3.4Le requérant avance que les autorités canadiennes ont commis une erreur en sous‑estimant le risque que courent les jeunes hommes Tamouls dans le nord de Sri Lanka. En particulier la Commission de l’immigration et du statut de réfugié a mal évalué « l’ampleur actuelle du terrorisme d’État à Sri Lanka et l’absence de protection de la part de l’État ».

Observations de l’État partie sur la recevabilité et sur le fond

4.1Dans ses observations datées du 16 février 2016, l’État partie affirme que la requête est irrecevable pour non-épuisement des recours internes et défaut de fondement des griefs concernant le risque de torture.

4.2L’État partie note qu’il existe un recours dont le requérant ne s’est pas prévalu : la demande de résidence permanente pour raisons humanitaires. Le requérant avait la possibilité de déposer une telle demande dès le 9 octobre 2014, mais il n’a pas fait les démarches. Le Ministre de la citoyenneté et de l’immigration, ou son représentant, procède à un examen discrétionnaire approfondi de ces demandes afin de déterminer s’il y a lieu d’accorder à l’intéressé la résidence permanente au Canada pour des considérations d’ordre humanitaire. Les risques évalués ne sont pas les mêmes que ceux qui sont pris en compte pour l’examen d’une demande d’asile ou d’une demande d’examen des risques avant renvoi. Les demandeurs d’un permis de résidence permanente pour raisons humanitaires peuvent invoquer tous les éléments qu’ils souhaitent voir pris en considération, comme l’établissement au Canada, les liens avec ce pays, le risque de séparation d’avec des proches et l’intérêt supérieur des enfants touchés par le renvoi, l’état de santé, ou des conditions défavorables dans le pays de renvoi ayant des conséquences négatives directes pour l’intéressé, comme une guerre, une catastrophe naturelle, le traitement inéquitable des minorités, l’instabilité politique ou la violence généralisée. Une telle demande aurait permis au requérant d’exposer toutes les difficultés particulières qu’il rencontrerait en revenant à Sri Lanka et qui seraient inhabituelles, injustes ou excessives.

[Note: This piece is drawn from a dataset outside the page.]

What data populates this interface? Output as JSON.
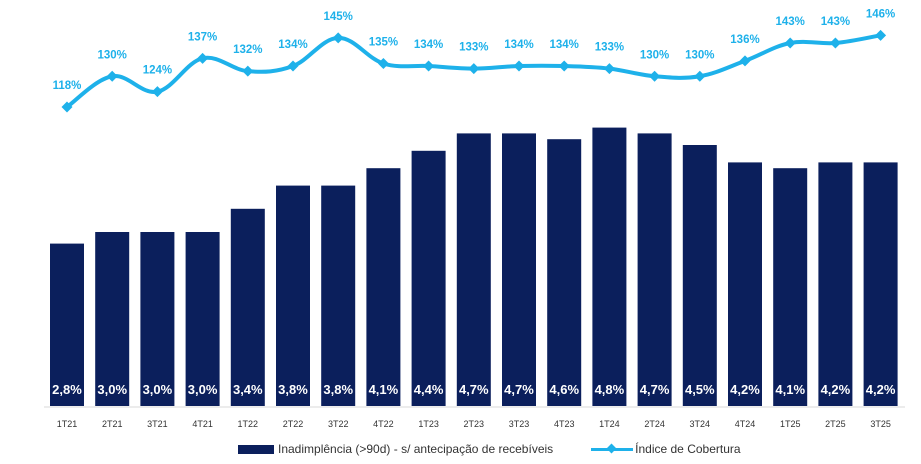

4.3L’État partie souligne d’abord que, comme les demandes d’examen des risques avant renvoi, les demandes de résidence permanente pour raisons humanitaires sont examinées par de hauts fonctionnaires du Ministère de la citoyenneté et de l’immigration qui sont, selon les tribunaux canadiens, « aussi indépendants et impartiaux que les agents chargés de l’examen des risques avant renvoi ». De plus, si le dépôt d’une telle demande n’a pas automatiquement d’effet suspensif, l’exécution de la décision d’expulsion peut être reportée dès que la demande a été jugée recevable. Le sursis à exécution peut être obtenu de la Cour fédérale si l’existence de raisons humanitaires impérieuses peut être démontrée. Un report administratif de l’exécution du renvoi peut également être sollicité. Enfin, quel qu’en soit le motif, une demande de résidence permanente pour raisons humanitaires protège le demandeur d’une expulsion vers un pays où il affirme être en danger. Le requérant n’a pas soulevé d’objection au sujet d’une telle demande, et n’a pas laissé entendre que cette procédure serait inefficace ou injuste dans son cas particulier.

4.4L’État partie affirme que la requête est irrecevable car elle est manifestement dénuée de fondement. Ni l’histoire personnelle du requérant ni le fait qu’il ait été débouté du droit d’asile après être arrivé au Canada à bord de l’Ocean Lady ne constituent des motifs sérieux de croire qu’il courrait personnellement un risque réel d’être torturé s’il était renvoyé à Sri Lanka.

4.5L’État partie note que, selon des sources objectives, des violations graves des droits de l’homme sont toujours commises à Sri Lanka, notamment des exactions dans le cadre de la justice d’après conflit, des actes de torture, des disparitions et des détentions arbitraires, qui touchent de façon disproportionnée les Tamouls et se produisent principalement dans les régions à forte population tamoule, notamment dans le nord. Les rapports indiquent également qu’un risque de torture peut exister dans le cas des hommes tamouls qui ont été arrêtés par la police sri-lankaise, en particulier s’ils sont soupçonnés d’avoir des liens avec les LTTE. Si une personne court un risque réel de subir un préjudice irréparable de la part des autorités sri-lankaises, elle ne peut pas se réfugier dans une autre partie du pays.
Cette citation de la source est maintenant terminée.